Ссылки

Новость часа

"Как я мог оставить родной город?​​​​​​​" Сотрудник СБУ из Мариуполя защищал "Азовсталь", попал в плен и 127 дней просидел в одиночке


Сотрудник Службы безопасности Украины с позывным "Бурый" был в Мариуполе, когда его штурмовала российская армия. Он был в штабе обороны города, возил в Мариуполь лекарства и вывозил раненых, а также допрашивал пленных и коллаборантов. Затем "Бурый" оказался на "Азовстали", после штурма которой ему пришлось сдаться в плен. Его держали в колонии в Оленовке (Еленовке) на территории "ДНР", а затем увезли в Москву: четыре месяца он провел в одиночной камере в тюрьме "Лефортово".

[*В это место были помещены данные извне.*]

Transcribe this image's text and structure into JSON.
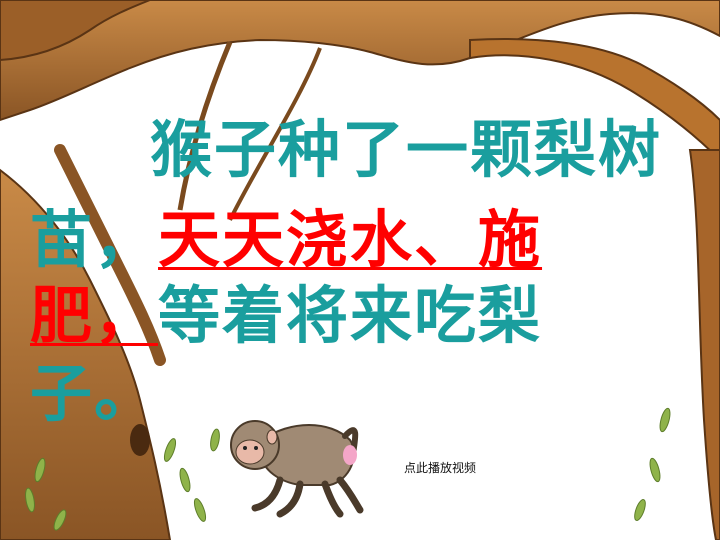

После того как его обменяли вместе с другими защитниками "Азовстали", Бурый вернулся в украинскую контрразведку. Он говорит, что, несмотря на все, что он пережил, у него и в мыслях не было уйти из спецслужб: "Это моя работа, моя жизнь, мой город. Как я могу оставить свой родной город?" – сказал он ведущей Настоящего Времени Ирине Ромалийской. В интервью он говорит о том, что пережил на "Азовстали" и в тюрьме, и признается, что старается не говорить своему сыну о войне.

"Что случилось с Мариуполем – это ужас, просто "поквадратно" уничтожали город"

– Вы сами из Мариуполя, я правильно понимаю?

Да, я родился в Мариуполе. Все время прожил там.

– Расскажите, пожалуйста, свою историю. Как вы оказались на "Азовстали"?

– 24 февраля в 3 часа утра я услышал, что началось наступление (российской армии) с восточной стороны. Я там жил неподалеку. Я набрал своего наставника, руководство отдела тоже набрал, мы собрались в управлении. Решали, кто и чем будет заниматься. Я не могу много рассказывать, все-таки спецслужба. Но были поставлены задачи. Мы с моим наставником их выполняли.

С начала марта Мариуполь уже был окружен, мы были в кольце. Перед каждым бойцом была поставлена задача: если твою оборону пробили, то ты отступаешь. И последней точкой был завод "Азовсталь". Мы защищали спины наших бойцов, защищали их от диверсионно-разведывательных групп, от корректировщиков, от людей, которые работали на разведку врага.

– Мне кажется, что вы говорили, что, кроме прочего, занимались и пополнением обменного фонда?

– (Смеется.) Пополнением обменного фонда занимались бойцы, которые находились на самом передке. Мы же уже забирали пленных, допрашивали их, выясняли планы, докладывали руководству о планах…

А это обычно были россияне или украинцы, которые работали на россиян?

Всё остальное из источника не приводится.